Tech column on web translation tools now at Atlantic site

This tech column about improved online translation tools, especially from Google, is now on the Atlantic's site. (Subscribers only.)

Biggest surprise for me while reporting the story: such systems have gone from being pathetically flawed to becoming useable and even, gasp, "useful," within tight constraints.

With the right kind of structured, formulaic material -- including some news sites in Chinese or Arabic, plus many corporate or governmental sites -- the automatic translators can convey the gist of what is going on. When applied to completely structured information, like that on online commerce sites, they can be extremely effective. I was able to get to, understand, and use the Chinese-language online help file for a Chinese appliance I had bought.

Second biggest surprise: the systems are based almost totally on statistical correlations -- huge volumes of side-by-side English/Arabic or English/Chinese material are fed into them for analysis -- rather than on the efforts of human linguists.

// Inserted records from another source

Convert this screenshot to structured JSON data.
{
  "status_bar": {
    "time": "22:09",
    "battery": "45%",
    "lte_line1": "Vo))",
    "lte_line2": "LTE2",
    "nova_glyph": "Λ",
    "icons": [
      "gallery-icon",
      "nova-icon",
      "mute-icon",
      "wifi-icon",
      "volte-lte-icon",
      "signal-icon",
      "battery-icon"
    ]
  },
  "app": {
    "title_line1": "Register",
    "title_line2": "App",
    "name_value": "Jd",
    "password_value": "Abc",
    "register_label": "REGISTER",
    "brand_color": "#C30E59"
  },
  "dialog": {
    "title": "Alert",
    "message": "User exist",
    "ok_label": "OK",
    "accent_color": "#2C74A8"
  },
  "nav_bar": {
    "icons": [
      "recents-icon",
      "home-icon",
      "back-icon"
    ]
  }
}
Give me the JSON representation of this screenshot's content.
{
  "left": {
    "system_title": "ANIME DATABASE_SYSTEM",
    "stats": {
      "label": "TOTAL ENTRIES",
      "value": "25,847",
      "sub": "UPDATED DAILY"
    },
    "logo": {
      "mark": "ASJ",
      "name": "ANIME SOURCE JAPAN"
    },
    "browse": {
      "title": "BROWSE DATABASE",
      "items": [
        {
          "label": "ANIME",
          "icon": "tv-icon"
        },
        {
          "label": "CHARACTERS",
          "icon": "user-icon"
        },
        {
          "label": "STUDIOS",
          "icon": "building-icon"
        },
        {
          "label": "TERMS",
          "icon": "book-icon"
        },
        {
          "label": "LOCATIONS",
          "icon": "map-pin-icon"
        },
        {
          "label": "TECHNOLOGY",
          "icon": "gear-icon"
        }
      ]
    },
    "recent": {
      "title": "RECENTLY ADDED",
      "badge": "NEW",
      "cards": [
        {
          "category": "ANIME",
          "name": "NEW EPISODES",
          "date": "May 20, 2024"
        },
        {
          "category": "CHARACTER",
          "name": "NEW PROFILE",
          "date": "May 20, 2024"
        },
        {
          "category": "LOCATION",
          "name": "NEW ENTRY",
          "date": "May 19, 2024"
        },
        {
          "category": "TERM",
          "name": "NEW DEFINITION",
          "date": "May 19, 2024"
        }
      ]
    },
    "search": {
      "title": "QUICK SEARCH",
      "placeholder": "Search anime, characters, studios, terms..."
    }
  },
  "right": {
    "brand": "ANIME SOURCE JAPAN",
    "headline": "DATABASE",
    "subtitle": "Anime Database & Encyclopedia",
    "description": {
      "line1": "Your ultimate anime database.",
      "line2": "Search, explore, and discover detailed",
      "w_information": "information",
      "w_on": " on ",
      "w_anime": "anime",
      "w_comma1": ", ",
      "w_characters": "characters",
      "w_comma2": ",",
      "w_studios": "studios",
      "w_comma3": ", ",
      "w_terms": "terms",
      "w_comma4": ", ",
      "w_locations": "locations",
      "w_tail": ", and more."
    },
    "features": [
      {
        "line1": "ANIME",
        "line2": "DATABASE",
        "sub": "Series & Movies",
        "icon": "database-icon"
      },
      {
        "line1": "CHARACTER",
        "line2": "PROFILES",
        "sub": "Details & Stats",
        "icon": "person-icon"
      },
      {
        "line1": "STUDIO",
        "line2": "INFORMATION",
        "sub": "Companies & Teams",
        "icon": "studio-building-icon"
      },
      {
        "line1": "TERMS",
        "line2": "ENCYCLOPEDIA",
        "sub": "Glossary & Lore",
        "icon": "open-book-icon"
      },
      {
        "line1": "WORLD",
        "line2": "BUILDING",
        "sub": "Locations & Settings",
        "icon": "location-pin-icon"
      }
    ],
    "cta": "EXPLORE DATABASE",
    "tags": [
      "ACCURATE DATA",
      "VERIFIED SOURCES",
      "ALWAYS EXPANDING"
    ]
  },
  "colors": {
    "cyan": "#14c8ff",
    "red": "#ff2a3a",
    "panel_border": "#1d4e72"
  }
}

Biggest development that happened after the column went to press: Google's (brilliant) addition of a "suggest a better translation" button to its online translator. After the Google system has created an English version, it pops up the source-language original (Arabic, Chinese, etc) if you hover over an English passage. If you don't like what you see, you can suggest a more nuanced rendering. Yes, you can imagine people trying to sabotage the system with deliberate mis-translations. But in principle this is an extremely shrewd way to improve the more-or-less effective automatic translations with the fine-tuning judgments that only human speakers can make. Potentially this is a dramatic step forward in the application of "collective intelligence."